The gentleman with A.E.P. said that he'd never known of a switch to another subcontracter that didn't have an increase in rates. Somewhere along the 1, 2 or other amount of year(s) of "locked in rates" the contractor gets their money back or they'd go out of business.

Basically, these contracted companies are just providing services with electrical power that's being provided by A.E.P. anyway, so it makes sense that if A.E.P. is charging $1 for something that the next company isn't going to make any money if they don't charge more than the original price of $1.

I decided to stay with my original supplier, as I've not had any problems with them and the rest of these other money grabbers haven't proved to me that they're not going to slit my throat somewhere down the road. I didn't like the way First Energy was just going to switch my services from A.E.P., unless I filled out their form and mailed it back. Nuts! 

Bowhunter57


----------



## Big Chief201 (Aug 13, 2010)

Buckeye Ron said:


> Big Chief,
> Does the location that you live in within Ohio have any bearing on what you have previously stated? No coal firing plants around where I live.
> Thanks,
> Ron


There's no easy way to answer that. Since we are in a RTO where all the companies "pool" their power the overall prices should increase for everyone. The problem is there are source points and zones that could be affected more if they are being serviced by a plant being retired. For instance central Ohio is in AEP Zone and north eastern Ohio is in FE zone if there's 5 plants closing in the FE zone that will increase the price throughout the RTO but will increase FE Zone more.


Outdoor Hub mobile, the outdoor information engine


----------



## crappiedude (Mar 12, 2006)

Bowhunter57
My neighbor got a similar letter to yours from 1st Energy. After looking into it farther he found out he would actually save around $250 per year. I don't know all the details but I know the deal wasn't too bad.


----------



## Buckeye Ron (Feb 3, 2005)

crappiedude said:


> Bowhunter57
> My neighbor got a similar letter to yours from 1st Energy. After looking into it farther he found out he would actually save around $250 per year. I don't know all the details but I know the deal wasn't too bad.

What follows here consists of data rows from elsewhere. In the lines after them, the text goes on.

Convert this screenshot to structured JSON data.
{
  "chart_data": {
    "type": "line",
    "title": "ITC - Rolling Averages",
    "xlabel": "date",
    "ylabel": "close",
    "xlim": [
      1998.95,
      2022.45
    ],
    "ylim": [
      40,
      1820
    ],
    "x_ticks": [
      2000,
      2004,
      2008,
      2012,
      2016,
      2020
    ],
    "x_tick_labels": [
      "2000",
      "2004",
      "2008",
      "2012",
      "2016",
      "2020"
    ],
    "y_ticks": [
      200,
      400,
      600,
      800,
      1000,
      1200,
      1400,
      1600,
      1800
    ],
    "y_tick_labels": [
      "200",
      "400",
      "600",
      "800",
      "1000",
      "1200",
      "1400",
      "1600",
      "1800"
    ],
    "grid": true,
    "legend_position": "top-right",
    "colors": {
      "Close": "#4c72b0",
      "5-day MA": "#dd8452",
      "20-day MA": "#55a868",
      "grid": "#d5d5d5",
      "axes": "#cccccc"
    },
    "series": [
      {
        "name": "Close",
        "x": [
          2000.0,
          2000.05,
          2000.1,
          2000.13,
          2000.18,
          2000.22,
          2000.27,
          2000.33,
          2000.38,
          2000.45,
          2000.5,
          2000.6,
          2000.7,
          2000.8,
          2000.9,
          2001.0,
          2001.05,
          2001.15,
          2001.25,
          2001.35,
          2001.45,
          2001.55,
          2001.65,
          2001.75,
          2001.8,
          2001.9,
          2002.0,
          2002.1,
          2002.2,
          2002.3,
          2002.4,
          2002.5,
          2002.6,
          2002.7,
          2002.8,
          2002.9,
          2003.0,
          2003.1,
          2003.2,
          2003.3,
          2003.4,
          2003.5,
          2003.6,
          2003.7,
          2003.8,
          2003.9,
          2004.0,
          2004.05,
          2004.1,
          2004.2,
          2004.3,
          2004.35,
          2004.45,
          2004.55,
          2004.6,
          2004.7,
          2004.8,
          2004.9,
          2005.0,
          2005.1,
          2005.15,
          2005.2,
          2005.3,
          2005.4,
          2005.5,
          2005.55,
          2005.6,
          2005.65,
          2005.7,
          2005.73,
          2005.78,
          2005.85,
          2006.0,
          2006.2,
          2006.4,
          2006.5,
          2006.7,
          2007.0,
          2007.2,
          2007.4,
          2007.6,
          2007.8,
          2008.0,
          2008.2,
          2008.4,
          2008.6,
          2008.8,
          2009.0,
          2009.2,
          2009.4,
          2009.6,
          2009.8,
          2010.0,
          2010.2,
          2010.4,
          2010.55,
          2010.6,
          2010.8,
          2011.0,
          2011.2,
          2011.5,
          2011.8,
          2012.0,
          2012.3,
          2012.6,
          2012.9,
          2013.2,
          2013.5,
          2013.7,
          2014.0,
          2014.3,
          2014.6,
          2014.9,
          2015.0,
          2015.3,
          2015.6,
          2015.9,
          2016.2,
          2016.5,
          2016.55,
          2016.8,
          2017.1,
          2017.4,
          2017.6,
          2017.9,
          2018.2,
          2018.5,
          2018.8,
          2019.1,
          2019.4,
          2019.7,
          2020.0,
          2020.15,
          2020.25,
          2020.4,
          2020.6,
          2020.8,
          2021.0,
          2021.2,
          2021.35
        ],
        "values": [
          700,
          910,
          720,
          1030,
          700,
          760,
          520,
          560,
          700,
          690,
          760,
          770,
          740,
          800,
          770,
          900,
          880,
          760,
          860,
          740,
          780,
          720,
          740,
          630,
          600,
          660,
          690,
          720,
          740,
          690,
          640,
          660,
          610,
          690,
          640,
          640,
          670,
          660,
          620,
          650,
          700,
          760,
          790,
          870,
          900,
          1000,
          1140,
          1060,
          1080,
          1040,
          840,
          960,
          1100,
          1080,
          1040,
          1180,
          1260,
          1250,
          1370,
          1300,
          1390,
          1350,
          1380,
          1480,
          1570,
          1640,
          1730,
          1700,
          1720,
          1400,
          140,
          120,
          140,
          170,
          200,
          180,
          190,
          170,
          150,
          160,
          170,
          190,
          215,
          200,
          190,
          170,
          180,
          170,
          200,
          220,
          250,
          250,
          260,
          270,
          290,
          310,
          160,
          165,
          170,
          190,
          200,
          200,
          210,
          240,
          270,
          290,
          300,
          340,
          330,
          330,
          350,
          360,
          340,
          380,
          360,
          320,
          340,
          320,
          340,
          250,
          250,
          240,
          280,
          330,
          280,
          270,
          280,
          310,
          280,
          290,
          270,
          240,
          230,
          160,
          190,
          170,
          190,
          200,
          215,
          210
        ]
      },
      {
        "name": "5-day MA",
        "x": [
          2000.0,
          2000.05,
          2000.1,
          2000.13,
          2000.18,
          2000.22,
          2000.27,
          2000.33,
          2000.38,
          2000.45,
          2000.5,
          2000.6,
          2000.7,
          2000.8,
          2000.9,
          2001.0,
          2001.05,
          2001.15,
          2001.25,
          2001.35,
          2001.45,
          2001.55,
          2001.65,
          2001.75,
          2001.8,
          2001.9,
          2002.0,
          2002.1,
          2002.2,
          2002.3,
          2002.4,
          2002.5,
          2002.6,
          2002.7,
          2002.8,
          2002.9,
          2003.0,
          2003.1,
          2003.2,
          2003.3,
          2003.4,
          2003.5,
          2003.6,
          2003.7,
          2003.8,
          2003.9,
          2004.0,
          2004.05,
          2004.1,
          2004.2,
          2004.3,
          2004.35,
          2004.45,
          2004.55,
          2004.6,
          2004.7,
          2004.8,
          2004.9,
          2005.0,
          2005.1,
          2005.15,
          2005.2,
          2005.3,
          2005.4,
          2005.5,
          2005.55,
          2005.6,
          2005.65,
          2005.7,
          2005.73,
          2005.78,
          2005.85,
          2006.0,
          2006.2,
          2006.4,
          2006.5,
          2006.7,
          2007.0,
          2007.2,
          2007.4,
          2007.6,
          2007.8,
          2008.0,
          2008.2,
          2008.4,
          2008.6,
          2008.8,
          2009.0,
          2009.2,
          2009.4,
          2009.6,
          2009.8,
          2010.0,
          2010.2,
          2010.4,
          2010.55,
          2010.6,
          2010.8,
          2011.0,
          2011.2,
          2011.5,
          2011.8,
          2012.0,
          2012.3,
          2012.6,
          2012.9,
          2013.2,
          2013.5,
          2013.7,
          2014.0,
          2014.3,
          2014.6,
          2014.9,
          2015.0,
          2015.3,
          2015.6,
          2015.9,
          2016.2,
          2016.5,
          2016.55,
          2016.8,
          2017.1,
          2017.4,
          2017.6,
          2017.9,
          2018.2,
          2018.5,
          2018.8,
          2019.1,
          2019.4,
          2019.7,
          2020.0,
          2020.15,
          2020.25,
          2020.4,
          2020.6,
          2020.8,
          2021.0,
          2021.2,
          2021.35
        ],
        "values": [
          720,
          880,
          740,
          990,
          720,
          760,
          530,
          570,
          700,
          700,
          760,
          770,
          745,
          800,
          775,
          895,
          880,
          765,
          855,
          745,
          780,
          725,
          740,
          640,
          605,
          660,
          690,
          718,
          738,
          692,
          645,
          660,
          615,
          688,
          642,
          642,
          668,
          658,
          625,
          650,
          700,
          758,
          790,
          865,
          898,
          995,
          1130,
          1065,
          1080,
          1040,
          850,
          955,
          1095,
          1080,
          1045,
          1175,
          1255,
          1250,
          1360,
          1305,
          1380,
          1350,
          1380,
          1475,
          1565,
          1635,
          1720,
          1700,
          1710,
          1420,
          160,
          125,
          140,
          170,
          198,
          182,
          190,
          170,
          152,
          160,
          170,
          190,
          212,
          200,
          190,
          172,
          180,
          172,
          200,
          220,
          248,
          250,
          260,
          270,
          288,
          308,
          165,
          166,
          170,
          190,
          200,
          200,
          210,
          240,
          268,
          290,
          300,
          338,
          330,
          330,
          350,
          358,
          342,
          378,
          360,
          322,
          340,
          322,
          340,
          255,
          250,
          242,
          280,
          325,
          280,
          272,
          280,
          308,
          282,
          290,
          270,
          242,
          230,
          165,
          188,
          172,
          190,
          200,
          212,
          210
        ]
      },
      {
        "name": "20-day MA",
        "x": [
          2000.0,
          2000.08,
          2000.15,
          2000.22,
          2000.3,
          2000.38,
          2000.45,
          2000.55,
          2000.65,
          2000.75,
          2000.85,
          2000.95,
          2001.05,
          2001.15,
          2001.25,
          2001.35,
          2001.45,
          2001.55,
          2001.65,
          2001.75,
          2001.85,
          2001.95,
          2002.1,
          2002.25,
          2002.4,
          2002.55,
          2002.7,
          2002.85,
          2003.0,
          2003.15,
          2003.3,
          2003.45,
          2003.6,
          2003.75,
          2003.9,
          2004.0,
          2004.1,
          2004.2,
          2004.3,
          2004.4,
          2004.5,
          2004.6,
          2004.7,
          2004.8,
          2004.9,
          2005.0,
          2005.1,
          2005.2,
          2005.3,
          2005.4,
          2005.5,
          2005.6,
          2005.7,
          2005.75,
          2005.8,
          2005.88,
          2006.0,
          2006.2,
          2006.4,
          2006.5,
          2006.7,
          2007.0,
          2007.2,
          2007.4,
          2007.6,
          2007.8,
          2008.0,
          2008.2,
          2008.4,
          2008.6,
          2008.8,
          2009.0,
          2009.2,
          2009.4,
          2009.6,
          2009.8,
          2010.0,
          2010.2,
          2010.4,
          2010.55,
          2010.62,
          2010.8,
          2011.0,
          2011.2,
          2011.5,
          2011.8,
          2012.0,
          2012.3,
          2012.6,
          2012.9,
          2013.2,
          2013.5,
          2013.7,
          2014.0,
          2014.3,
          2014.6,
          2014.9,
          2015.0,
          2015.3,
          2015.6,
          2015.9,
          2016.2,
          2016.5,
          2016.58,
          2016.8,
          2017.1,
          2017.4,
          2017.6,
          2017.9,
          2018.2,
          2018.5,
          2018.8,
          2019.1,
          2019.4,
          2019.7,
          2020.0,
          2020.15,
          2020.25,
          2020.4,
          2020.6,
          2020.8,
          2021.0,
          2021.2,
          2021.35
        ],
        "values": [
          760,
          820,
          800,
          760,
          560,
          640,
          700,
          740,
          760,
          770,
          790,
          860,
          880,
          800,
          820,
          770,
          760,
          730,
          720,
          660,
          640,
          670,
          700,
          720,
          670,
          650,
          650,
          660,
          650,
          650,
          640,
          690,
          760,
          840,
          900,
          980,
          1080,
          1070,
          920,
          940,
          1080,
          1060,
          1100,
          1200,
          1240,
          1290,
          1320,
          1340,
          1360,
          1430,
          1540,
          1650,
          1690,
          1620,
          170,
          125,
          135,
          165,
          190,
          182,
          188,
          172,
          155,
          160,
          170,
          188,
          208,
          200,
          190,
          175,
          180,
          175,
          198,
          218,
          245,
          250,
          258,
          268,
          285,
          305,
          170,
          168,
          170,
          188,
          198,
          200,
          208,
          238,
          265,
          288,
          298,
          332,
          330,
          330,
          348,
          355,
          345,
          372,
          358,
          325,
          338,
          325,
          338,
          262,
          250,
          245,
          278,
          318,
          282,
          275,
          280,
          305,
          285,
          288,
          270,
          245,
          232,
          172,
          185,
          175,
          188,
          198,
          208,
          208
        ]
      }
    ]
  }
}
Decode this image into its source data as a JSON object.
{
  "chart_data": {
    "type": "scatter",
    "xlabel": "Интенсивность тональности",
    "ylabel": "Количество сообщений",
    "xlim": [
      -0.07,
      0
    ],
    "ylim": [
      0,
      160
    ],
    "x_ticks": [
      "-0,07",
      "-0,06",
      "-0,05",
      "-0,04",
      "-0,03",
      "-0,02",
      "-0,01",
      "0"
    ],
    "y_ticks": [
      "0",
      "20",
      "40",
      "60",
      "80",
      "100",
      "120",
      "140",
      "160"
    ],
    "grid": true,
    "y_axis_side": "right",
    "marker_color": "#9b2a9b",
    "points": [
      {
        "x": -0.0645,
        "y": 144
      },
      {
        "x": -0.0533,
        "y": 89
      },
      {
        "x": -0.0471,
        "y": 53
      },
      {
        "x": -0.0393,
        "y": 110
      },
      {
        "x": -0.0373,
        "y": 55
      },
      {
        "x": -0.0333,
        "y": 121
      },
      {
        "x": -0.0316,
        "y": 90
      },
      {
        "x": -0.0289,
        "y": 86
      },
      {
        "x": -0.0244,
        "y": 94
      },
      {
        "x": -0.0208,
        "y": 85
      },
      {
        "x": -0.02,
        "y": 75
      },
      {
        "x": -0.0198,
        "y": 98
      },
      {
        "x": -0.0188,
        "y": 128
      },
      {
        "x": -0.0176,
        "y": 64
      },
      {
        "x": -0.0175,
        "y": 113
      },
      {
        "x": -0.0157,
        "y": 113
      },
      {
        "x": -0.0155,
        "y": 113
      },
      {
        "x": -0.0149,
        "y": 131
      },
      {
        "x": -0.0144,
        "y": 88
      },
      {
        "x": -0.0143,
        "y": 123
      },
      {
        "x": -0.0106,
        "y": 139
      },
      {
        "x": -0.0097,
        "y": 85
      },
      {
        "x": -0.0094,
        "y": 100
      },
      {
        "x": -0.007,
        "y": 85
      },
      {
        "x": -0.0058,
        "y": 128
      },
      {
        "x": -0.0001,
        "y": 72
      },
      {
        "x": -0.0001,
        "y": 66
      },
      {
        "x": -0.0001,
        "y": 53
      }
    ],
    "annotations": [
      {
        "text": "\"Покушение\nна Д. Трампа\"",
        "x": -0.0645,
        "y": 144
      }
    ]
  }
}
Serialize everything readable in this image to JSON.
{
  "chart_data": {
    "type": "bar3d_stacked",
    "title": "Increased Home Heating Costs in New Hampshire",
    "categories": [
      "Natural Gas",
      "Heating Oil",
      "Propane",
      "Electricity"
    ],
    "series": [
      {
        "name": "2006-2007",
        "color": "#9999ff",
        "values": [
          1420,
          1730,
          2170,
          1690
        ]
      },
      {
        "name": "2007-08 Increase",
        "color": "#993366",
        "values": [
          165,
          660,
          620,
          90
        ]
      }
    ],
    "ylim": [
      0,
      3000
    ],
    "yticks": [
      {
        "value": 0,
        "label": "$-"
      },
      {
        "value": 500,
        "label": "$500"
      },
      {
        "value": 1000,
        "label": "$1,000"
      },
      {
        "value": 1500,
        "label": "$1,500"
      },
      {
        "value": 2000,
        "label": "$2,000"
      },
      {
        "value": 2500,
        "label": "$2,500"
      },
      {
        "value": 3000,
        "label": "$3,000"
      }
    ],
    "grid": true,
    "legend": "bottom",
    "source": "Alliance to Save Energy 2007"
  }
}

In comparing my current rate per kWh, i would have an increase of .0046 per hour. But dont know if there would be an increase that would be higher than that in the next 7 years or not.

I did enter their contest today though.

Ron


----------



## Sasamafras (Oct 13, 2011)

I sell energy to commercial users, and what I can tell you is true with anything. Know what you are signing up for, in my opinion there isn't too much of a reason to sign up for a residential program with a large cancellation fee unless you know to keep an eye on it when your contract expires. Right now there are plenty of options to save a decent amount 15-20 percent underneath utility rates. 7 year deal, yikes I would stick to under 3 years and look for a fixed rate well under 6 cents per kwh in aep or first energy territories. Large commercial do see lower rates than residential so what I do is a little different. Like with cable phone Internet when your price expires do something to get on a good new rate, If you just do this there is no way to get ripped off, you cannot be charged more from your utility by switching suppliers and they will still service you as normal as you still pay them for delivery/ customer charges. Only do an offer with utility consolidated billing. Sorry for any errors typed this on my phone.


Outdoor Hub mobile, the outdoor information engine


----------



## slimdaddy45 (Aug 27, 2007)

I keep getting stuff in the mail from First energy ,IGS and AEP RETAIL ENERGY so far Ive stayed with just AEP didnt know whether to change or not I cant UNDERSTAND how these other companies can sell any cheaper than AEP I heard a guy on the radio that switched to First energy and he said he wished he hadnt done it so I dont know which way to go or stay with AEP


----------



## Burks (Jun 22, 2011)

We get these from time to time as well. Never thought about switching, no real plans too.

Just seems "too good to be true".


----------



## iam20fan (Jan 15, 2006)

i switched from Dp+L to border energy.i went from paying 9.8 cents a kwh to 6.2.


----------